Vulnerability Assessment and Penetration Testing. ViLogics conducts annual, comprehensive penetration testing by a third party service. This includes testing of the management console and agents (black and grey box), corporate infrastructure penetration testing and social targeted attack, and public website automatic testing for open vulnerabilities. Quarterly network vulnerability assessments are conducted on all servers in the corporate network as well as the production environment.
Event Logging. ViLogics logs access and use of information systems containing Customer Data, registering the access ID, time, authorization granted or denied, and relevant activity.
Approval Process. Before onboarding any supplier to process Customer Data, ViLogics conducts an audit of the security and privacy practices of the supplier to ensure the supplier provides a level of security and privacy appropriate to their proposed access to Customer Data and the scope of the services they are engaged to provide. Once ViLogics has assessed the risks presented by the supplier, the supplier is required to enter into appropriate security, confidentiality, and privacy terms prior to processing any Customer Data in accordance with the DPA.
Information Security Incident Management
Incident Response Process. ViLogics has put in place a security incident management process for managing security incidents that may affect the confidentiality, integrity, or availability of its systems or data, including Customer Data. The process specifies courses of action, procedures for notification, escalation, mitigation, post-mortem investigations after each incident, response actions, periodic testing, and documentation.

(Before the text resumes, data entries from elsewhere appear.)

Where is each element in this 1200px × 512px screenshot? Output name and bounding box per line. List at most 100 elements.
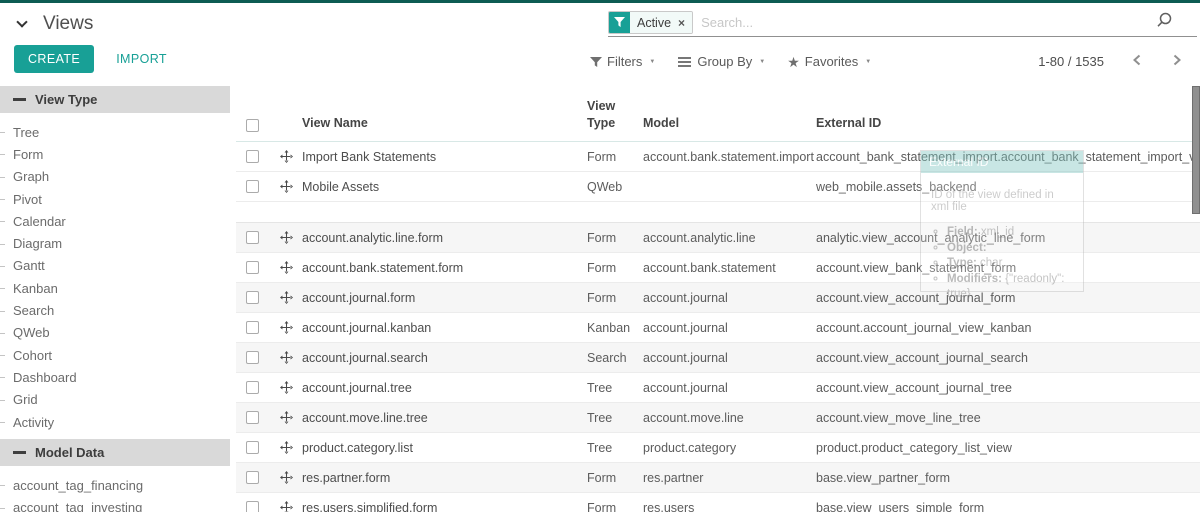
filter-item[interactable]: account_tag_investing bbox=[0, 496, 230, 512]
external-id-cell: account.view_account_journal_search bbox=[816, 351, 1200, 365]
row-checkbox[interactable] bbox=[246, 441, 259, 454]
filter-item[interactable]: Activity bbox=[0, 411, 230, 433]
row-checkbox[interactable] bbox=[246, 321, 259, 334]
filter-item[interactable]: account_tag_financing bbox=[0, 474, 230, 496]
facet-body: Active × bbox=[630, 12, 692, 33]
view-name-cell: Import Bank Statements bbox=[302, 150, 587, 164]
view-name-cell: account.journal.form bbox=[302, 291, 587, 305]
vertical-scrollbar-thumb[interactable] bbox=[1192, 86, 1200, 214]
page-title: Views bbox=[43, 13, 93, 35]
row-checkbox[interactable] bbox=[246, 351, 259, 364]
drag-handle-icon[interactable] bbox=[280, 261, 293, 274]
filter-section: Model Data account_tag_financing account… bbox=[0, 439, 230, 512]
row-checkbox[interactable] bbox=[246, 291, 259, 304]
drag-handle-icon[interactable] bbox=[280, 231, 293, 244]
filter-item[interactable]: Form bbox=[0, 143, 230, 165]
table-row[interactable]: Mobile Assets QWeb web_mobile.assets_bac… bbox=[236, 172, 1200, 202]
model-cell: res.partner bbox=[643, 471, 816, 485]
filter-item[interactable]: Graph bbox=[0, 166, 230, 188]
pager-previous-button[interactable] bbox=[1130, 52, 1144, 71]
table-row[interactable]: product.category.list Tree product.categ… bbox=[236, 433, 1200, 463]
drag-handle-icon[interactable] bbox=[280, 321, 293, 334]
drag-handle-icon[interactable] bbox=[280, 501, 293, 512]
view-type-cell: Form bbox=[587, 261, 643, 275]
external-id-cell: account.account_journal_view_kanban bbox=[816, 321, 1200, 335]
table-row[interactable]: account.journal.kanban Kanban account.jo… bbox=[236, 313, 1200, 343]
drag-handle-icon[interactable] bbox=[280, 150, 293, 163]
caret-down-icon: ▼ bbox=[865, 59, 871, 65]
filter-section-title: Model Data bbox=[35, 445, 104, 460]
filters-dropdown[interactable]: Filters ▼ bbox=[590, 54, 655, 69]
column-header-model[interactable]: Model bbox=[643, 115, 816, 132]
column-header-view-name[interactable]: View Name bbox=[302, 115, 587, 132]
filter-item[interactable]: Cohort bbox=[0, 344, 230, 366]
table-row[interactable]: account.bank.statement.form Form account… bbox=[236, 253, 1200, 283]
external-id-cell: base.view_users_simple_form bbox=[816, 501, 1200, 512]
row-checkbox[interactable] bbox=[246, 381, 259, 394]
table-row[interactable]: account.journal.form Form account.journa… bbox=[236, 283, 1200, 313]
row-checkbox[interactable] bbox=[246, 261, 259, 274]
drag-handle-icon[interactable] bbox=[280, 291, 293, 304]
view-name-cell: account.analytic.line.form bbox=[302, 231, 587, 245]
filter-section-header: View Type bbox=[0, 86, 230, 113]
filter-item[interactable]: Gantt bbox=[0, 255, 230, 277]
filter-item[interactable]: Calendar bbox=[0, 210, 230, 232]
dash-icon bbox=[13, 451, 26, 454]
search-input[interactable] bbox=[693, 15, 1155, 30]
table-row[interactable]: res.partner.form Form res.partner base.v… bbox=[236, 463, 1200, 493]
view-type-cell: Tree bbox=[587, 381, 643, 395]
collapse-chevron-icon[interactable] bbox=[16, 16, 27, 27]
group-by-dropdown[interactable]: Group By ▼ bbox=[677, 54, 765, 69]
filter-item[interactable]: Kanban bbox=[0, 277, 230, 299]
filter-item[interactable]: Search bbox=[0, 299, 230, 321]
table-row[interactable]: account.journal.tree Tree account.journa… bbox=[236, 373, 1200, 403]
row-checkbox[interactable] bbox=[246, 501, 259, 512]
filter-item[interactable]: QWeb bbox=[0, 322, 230, 344]
drag-handle-icon[interactable] bbox=[280, 180, 293, 193]
drag-handle-icon[interactable] bbox=[280, 381, 293, 394]
create-button[interactable]: CREATE bbox=[14, 45, 94, 73]
filter-item[interactable]: Grid bbox=[0, 389, 230, 411]
search-facet-active[interactable]: Active × bbox=[608, 11, 693, 34]
drag-handle-icon[interactable] bbox=[280, 351, 293, 364]
table-row[interactable]: account.journal.search Search account.jo… bbox=[236, 343, 1200, 373]
view-type-cell: Search bbox=[587, 351, 643, 365]
favorites-dropdown[interactable]: ★ Favorites ▼ bbox=[787, 54, 871, 69]
table-row[interactable]: Import Bank Statements Form account.bank… bbox=[236, 142, 1200, 172]
filter-item[interactable]: Tree bbox=[0, 121, 230, 143]
search-magnifier-icon[interactable] bbox=[1155, 11, 1173, 34]
import-button[interactable]: IMPORT bbox=[116, 52, 167, 66]
row-checkbox[interactable] bbox=[246, 150, 259, 163]
control-panel-row1: Views Active × bbox=[0, 3, 1200, 43]
row-checkbox[interactable] bbox=[246, 231, 259, 244]
table-row[interactable]: res.users.simplified.form Form res.users… bbox=[236, 493, 1200, 512]
column-header-view-type[interactable]: View Type bbox=[587, 98, 635, 132]
model-cell: account.move.line bbox=[643, 411, 816, 425]
caret-down-icon: ▼ bbox=[759, 59, 765, 65]
external-id-cell: base.view_partner_form bbox=[816, 471, 1200, 485]
column-header-external-id[interactable]: External ID bbox=[816, 115, 1200, 132]
facet-label: Active bbox=[637, 16, 671, 30]
drag-handle-icon[interactable] bbox=[280, 441, 293, 454]
row-checkbox[interactable] bbox=[246, 471, 259, 484]
drag-handle-icon[interactable] bbox=[280, 411, 293, 424]
drag-handle-icon[interactable] bbox=[280, 471, 293, 484]
favorites-label: Favorites bbox=[805, 54, 858, 69]
filter-section-header: Model Data bbox=[0, 439, 230, 466]
row-checkbox[interactable] bbox=[246, 180, 259, 193]
external-id-cell: account.view_account_journal_form bbox=[816, 291, 1200, 305]
pager-next-button[interactable] bbox=[1170, 52, 1184, 71]
funnel-icon bbox=[590, 56, 602, 68]
table-header: View Name View Type Model External ID bbox=[236, 80, 1200, 142]
table-row[interactable]: account.analytic.line.form Form account.… bbox=[236, 223, 1200, 253]
row-checkbox[interactable] bbox=[246, 411, 259, 424]
filter-item[interactable]: Diagram bbox=[0, 232, 230, 254]
caret-down-icon: ▼ bbox=[649, 59, 655, 65]
facet-remove-icon[interactable]: × bbox=[678, 16, 685, 30]
model-cell: account.bank.statement bbox=[643, 261, 816, 275]
table-row[interactable]: account.move.line.tree Tree account.move… bbox=[236, 403, 1200, 433]
select-all-checkbox[interactable] bbox=[246, 119, 259, 132]
view-type-cell: Form bbox=[587, 150, 643, 164]
filter-item[interactable]: Pivot bbox=[0, 188, 230, 210]
filter-item[interactable]: Dashboard bbox=[0, 366, 230, 388]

Security Operations Center. ViLogics has a dedicated SOC function which manages and monitors for Security Information Events.
Business Continuity Management
Customer Data Backups. ViLogics conducts a daily backup of all Customer Data in the data center location chosen by the Customer to host Customer Data. Where available, backups are physically located in a different availability zone from where Customer Data is hosted (but within the same region). A monitoring process is in place to ensure successful ongoing backups, with an RTO of 4 hours and a RPO of 24 hours.